Deprem, Türkiye'nin bir gerçeği olsa da her seferinde yıkım yaşadığımız bir gerçek. Kabul edelim Japonlar gibi oturduğumuz yerde çök kapan yapamıyor, itidalimizi koruyamıyoruz. Nedeni de yapılarımıza olan güvensizliğimiz. Can havliyle panik halinde hareket edilmesi de kayıpları artırıyor. 3. gününde olduğumuz Kahramanmaraş deprem felaketinde binlerce vatandaşımız öldü, binlercesi yaralı, kurtulan milyonlarsa hasarlı yapılara giremediğinden sokaklarda ve bölgede hava sıcaklığı eksilerde. Bölgede yaşamayıp depremden etkilenmeyenler bu koşulları düşündükçe hayatına devam ettiği için suçluluk duyuyor.
Hepimiz öyleyiz.
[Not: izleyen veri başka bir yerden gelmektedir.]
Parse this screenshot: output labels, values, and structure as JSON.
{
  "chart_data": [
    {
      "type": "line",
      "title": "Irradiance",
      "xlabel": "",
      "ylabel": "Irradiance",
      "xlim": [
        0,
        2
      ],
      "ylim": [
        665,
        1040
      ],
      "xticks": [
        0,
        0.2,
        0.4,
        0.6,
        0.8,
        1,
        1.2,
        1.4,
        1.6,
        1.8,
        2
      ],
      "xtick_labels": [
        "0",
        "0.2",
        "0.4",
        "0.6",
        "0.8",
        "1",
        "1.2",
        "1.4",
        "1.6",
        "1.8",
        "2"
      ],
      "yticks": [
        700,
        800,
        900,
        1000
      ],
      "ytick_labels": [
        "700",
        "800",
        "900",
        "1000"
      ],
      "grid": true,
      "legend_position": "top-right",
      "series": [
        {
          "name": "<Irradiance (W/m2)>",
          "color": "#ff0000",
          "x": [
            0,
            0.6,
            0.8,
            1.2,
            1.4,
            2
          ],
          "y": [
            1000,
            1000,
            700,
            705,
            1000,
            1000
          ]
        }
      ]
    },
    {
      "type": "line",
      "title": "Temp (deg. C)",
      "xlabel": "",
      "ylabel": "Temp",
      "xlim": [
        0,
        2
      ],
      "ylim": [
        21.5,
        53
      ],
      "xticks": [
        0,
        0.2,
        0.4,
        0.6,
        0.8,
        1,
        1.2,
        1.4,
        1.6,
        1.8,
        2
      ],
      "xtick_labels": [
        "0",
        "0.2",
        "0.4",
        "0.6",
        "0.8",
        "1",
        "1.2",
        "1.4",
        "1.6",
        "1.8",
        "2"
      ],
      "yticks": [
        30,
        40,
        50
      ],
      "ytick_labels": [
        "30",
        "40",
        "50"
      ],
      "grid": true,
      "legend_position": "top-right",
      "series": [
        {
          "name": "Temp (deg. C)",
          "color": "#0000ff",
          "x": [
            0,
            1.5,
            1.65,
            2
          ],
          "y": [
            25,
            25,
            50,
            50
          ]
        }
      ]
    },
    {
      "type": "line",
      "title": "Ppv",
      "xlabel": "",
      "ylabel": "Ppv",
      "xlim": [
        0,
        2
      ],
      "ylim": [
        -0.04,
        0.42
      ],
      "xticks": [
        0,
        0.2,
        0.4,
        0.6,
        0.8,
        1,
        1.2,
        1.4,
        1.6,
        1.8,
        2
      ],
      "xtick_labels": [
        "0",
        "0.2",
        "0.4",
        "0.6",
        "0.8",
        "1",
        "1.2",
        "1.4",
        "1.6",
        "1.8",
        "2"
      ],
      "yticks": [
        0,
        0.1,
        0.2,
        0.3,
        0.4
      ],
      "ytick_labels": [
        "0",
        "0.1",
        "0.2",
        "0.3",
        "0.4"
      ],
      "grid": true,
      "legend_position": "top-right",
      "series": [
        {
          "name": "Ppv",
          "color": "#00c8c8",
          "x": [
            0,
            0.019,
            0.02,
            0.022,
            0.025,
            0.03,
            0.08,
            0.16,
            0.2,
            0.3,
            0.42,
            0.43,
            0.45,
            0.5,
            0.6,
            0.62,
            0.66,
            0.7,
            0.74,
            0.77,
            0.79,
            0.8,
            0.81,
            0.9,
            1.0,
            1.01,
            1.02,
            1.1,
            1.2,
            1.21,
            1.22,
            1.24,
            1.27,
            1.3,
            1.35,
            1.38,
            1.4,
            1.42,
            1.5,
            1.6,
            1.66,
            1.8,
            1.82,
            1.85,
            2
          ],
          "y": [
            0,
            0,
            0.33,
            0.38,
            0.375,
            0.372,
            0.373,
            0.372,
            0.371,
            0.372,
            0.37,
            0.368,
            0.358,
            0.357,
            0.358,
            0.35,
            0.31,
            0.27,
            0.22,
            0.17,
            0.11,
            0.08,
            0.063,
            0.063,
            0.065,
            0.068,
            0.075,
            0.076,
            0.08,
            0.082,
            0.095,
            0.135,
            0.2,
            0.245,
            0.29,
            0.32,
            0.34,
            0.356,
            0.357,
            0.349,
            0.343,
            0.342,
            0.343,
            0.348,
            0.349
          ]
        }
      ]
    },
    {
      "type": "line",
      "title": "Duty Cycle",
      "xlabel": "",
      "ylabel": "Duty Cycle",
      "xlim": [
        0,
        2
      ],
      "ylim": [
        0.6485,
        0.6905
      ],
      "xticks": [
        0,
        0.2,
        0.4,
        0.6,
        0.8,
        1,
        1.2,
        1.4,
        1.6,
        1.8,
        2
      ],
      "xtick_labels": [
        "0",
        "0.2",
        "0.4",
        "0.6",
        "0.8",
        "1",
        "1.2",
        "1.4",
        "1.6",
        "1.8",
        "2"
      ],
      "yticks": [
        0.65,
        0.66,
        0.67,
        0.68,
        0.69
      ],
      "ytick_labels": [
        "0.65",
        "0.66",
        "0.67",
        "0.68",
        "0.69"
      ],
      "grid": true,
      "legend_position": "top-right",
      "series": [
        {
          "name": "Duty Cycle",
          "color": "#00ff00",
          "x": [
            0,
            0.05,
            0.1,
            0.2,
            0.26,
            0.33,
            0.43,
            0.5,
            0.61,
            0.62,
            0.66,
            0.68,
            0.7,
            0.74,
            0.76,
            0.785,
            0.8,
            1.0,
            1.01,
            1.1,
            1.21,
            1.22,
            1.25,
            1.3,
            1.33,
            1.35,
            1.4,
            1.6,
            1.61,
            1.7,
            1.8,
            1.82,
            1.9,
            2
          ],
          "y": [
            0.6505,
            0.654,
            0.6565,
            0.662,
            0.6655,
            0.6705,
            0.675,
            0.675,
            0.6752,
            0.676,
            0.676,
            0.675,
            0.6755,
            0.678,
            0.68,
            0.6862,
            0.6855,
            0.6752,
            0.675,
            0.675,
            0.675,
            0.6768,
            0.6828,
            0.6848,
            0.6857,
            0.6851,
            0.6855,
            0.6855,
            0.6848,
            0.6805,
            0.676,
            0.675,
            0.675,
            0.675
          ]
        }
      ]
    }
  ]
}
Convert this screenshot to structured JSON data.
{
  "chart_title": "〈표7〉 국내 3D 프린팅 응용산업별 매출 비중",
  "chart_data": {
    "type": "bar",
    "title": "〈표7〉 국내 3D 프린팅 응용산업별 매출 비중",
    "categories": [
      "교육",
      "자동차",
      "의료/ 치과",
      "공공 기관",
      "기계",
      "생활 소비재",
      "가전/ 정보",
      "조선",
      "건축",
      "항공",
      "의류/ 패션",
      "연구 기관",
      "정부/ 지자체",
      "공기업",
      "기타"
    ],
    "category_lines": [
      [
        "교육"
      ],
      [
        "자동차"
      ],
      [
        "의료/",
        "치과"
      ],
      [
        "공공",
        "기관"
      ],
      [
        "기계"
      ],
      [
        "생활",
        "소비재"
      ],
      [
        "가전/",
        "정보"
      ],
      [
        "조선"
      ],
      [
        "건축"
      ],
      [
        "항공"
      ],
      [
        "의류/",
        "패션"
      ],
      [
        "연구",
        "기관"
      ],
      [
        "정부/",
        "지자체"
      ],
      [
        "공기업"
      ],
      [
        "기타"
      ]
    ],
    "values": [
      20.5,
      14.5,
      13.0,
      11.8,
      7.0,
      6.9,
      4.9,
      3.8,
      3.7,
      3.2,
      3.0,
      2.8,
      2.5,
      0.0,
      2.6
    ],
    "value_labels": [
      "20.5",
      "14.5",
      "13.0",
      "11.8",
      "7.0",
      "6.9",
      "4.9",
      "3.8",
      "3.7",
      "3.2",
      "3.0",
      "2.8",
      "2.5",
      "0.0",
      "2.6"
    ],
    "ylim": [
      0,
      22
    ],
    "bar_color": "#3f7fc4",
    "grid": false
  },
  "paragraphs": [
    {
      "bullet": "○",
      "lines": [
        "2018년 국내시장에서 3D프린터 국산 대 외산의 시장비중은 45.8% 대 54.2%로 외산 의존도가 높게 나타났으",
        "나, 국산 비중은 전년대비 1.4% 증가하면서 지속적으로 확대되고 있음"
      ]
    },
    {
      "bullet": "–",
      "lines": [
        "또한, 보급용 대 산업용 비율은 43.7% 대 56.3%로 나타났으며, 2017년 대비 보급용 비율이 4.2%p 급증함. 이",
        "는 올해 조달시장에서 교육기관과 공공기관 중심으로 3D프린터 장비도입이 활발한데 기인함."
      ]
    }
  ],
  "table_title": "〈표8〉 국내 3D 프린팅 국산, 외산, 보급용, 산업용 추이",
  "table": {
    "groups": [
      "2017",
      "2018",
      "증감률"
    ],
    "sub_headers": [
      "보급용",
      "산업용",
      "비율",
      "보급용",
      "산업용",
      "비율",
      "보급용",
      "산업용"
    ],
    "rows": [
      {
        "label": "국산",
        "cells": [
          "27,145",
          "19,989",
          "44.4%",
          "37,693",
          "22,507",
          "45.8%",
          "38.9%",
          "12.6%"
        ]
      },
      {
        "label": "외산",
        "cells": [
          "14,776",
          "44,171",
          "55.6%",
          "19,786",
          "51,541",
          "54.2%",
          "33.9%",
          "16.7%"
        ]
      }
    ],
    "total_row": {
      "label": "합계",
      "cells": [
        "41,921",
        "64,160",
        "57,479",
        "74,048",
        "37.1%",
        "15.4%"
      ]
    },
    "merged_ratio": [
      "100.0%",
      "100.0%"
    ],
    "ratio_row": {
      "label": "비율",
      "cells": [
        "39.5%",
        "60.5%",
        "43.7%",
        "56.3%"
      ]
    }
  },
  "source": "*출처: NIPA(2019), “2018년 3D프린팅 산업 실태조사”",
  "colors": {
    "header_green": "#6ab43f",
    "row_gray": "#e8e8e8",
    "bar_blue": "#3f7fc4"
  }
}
Farklı olan var mı ki? Annem tansiyon hastası, sürekli tv başında. İzleyip izleyip ağlıyor. Film açalım diyorum, açıyorum. Dayanamayıp tekrar açıyor. Elimizden geleni yaptık ama keşke fazlası gelse. Biri yanında ölüyorum diye bağırıyor ama hiçbir şey yapamıyorsun. Bu çaresizlik çok fazla :(
Gece yarısı yatıp sabahın köründe kalkıyorum. Elimden bir şey gelmemesine rağmen çaresizce ağlaya ağlaya TV izliyorum. Elden geldikçe yardım yapıyoruz ama keşke imkanım olsa da gidip yaralarını sarabilsem. Ne kadar doğru söylüyorlar yemek yemekten, ısınmaktan, uyumaktan utanır mı insan. Utanıyoruz. Ama utanması gerekenlerde ise yüzünde gülümseme. Allah kimseyi vicdanıyla sınamasın
Aynı durumdayız…Yediğimiz iki lokma sıcak yemekten utanıyoruz. Ev biraz soğusa “bu ne soğuk” diyecek olsak vicdanımız sızlıyor…Elimizden tek şey bağış ya da yardım göndermek ama asla yetmiyor, gönül hep çok daha fazlasını yapmak istiyor…Allahım yardımcımız olsun.